The mentor pulls up a library database and they search for reference [1] — "Latency optimization in edge-computing architectures for IoT" by Martinez and Kapoor, supposedly in the IEEE Internet of Things Journal, volume 7, 2020. It doesn't exist. No paper by that title, by those authors, in that journal, that year. They check [2] and [3]. Same result: real-looking, real-formatted, completely fabricated. The journals are real; the papers are not. The "80% latency reduction" figure traces to nothing at all.

This is the AI fabrication problem (§11.6), and it's exactly as dangerous as it looks. Language models generate text that is statistically plausible, and a plausible citation — by construction — has real-sounding authors, a real journal, and correct formatting. The model isn't looking anything up; it's producing the shape of a citation. Had Marcus pasted that paragraph in, he would have committed citation fabrication under his own name — one of the gravest integrity violations there is — without any intent to deceive. He'd have published a specific statistic with no source and three references to papers that don't exist. The first reader to try to follow [1] would have found nothing, and Marcus's credibility, and the company's, would have taken the hit.

The fix

The fix is not "never use AI." Marcus's mentor was clear about that — the tool had genuinely helped him see a cleaner way to structure the argument. The fix is the verification rule (§11.6): every fact and every citation an AI produces must be independently verified before it enters a document you'll put your name on.

So Marcus did the real work the tool had skipped:

He verified the citations — and discarded them. All three were fabricated, so all three were deleted. Fabricated references aren't "close enough to fix"; they're nothing.
He found real sources.
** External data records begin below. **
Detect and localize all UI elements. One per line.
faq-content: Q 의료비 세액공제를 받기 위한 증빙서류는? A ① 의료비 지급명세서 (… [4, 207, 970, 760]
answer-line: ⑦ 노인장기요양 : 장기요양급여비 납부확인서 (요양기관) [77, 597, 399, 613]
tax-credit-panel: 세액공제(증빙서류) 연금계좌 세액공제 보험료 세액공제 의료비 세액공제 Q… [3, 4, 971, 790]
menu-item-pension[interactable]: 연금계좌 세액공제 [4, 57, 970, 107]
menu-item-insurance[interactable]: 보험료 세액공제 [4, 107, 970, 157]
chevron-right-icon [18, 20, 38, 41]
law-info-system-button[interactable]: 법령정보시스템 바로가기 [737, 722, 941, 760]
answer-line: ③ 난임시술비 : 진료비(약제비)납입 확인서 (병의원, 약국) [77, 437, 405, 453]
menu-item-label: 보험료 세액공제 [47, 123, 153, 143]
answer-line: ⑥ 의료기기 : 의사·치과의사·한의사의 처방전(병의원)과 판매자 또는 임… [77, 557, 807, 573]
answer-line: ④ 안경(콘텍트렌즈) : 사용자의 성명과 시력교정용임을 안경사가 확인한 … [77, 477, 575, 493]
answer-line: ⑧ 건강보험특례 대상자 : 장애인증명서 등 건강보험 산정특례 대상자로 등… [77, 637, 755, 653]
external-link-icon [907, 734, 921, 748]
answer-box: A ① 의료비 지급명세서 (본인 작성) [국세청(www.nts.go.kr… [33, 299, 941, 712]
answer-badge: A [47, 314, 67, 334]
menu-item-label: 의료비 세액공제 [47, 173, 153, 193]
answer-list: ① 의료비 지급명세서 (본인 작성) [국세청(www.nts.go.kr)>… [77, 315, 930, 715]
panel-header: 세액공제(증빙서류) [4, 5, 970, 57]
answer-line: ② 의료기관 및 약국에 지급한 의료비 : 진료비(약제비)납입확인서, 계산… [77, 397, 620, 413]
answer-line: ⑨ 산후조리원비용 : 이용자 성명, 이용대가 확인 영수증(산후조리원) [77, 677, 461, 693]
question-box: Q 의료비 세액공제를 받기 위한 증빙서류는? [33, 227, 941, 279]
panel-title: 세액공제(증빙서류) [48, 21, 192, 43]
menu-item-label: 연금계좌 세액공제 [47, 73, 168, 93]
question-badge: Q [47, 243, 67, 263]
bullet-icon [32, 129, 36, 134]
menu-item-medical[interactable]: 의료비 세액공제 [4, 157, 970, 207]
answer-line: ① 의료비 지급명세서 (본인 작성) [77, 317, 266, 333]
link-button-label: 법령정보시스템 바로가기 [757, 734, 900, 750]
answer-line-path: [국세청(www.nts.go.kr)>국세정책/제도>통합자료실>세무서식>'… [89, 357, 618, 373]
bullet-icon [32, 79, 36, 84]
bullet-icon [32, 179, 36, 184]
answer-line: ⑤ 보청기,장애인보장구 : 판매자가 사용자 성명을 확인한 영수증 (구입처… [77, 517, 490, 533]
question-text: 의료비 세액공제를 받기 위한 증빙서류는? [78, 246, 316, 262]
He searched the actual literature for evidence that edge computing reduces latency, read what he found, and located two genuine, citable sources that supported the claim — at the magnitude the real papers reported, not the AI's invented "80%."
He corrected the claim to match the real evidence. The honest number was more modest and more conditional than the AI's confident "up to 80%," so he wrote what the sources actually supported, with the conditions.
He kept the AI's structural help, in his own words. The clearer paragraph shape the tool suggested was fine to use; he rewrote the prose himself, around real sources.
He disclosed. Because his company's policy required it, he added a one-line note that AI assistance was used for drafting and structure, with all facts and sources independently verified.

❌ Before (AI-generated, unverified): "Studies have demonstrated latency reductions of up to 80% in real-time analytics workloads [1]…" — citing three fabricated papers and a sourceless statistic.

✅ After (verified, honest): "Edge processing can cut round-trip latency by moving computation closer to the data source; measured reductions vary widely by workload and network conditions, with [real source A] reporting [actual figure] for [actual scenario] and [real source B] [actual figure] (real citations, verified)."

Why it works: Every claim now traces to a source Marcus actually read, the magnitude matches the real evidence instead of an invented number, and the fabricated references are gone. The AI's contribution was reduced to what it's actually good at — suggesting a structure — while the facts, sources, and accountability are Marcus's, which is exactly where they belong.

The takeaways

AI fabricates citations that look perfectly real. Plausible authors, real journals, correct formatting — none of it is evidence the paper exists. Format is cosmetic; existence is what matters.
Verify every AI-suggested source before it enters your document. Find the actual paper, confirm it says what you're citing it for. If you can't find it, it probably isn't real.
The fluency is the trap. AI prose sounds authoritative, and a sourceless "80%" sounds like a finding. Confident phrasing is not verification.
Use AI for what it's good at, own what it can't do. Structure and rephrasing: fine, verify and rewrite. Facts, sources, and accountability: yours, non-delegably. If you can't evaluate the output, you can't put your name on it.

One sentence to remember: A citation you didn't verify is a citation you didn't make — and if the AI invented it, it's a fabrication with your name on it.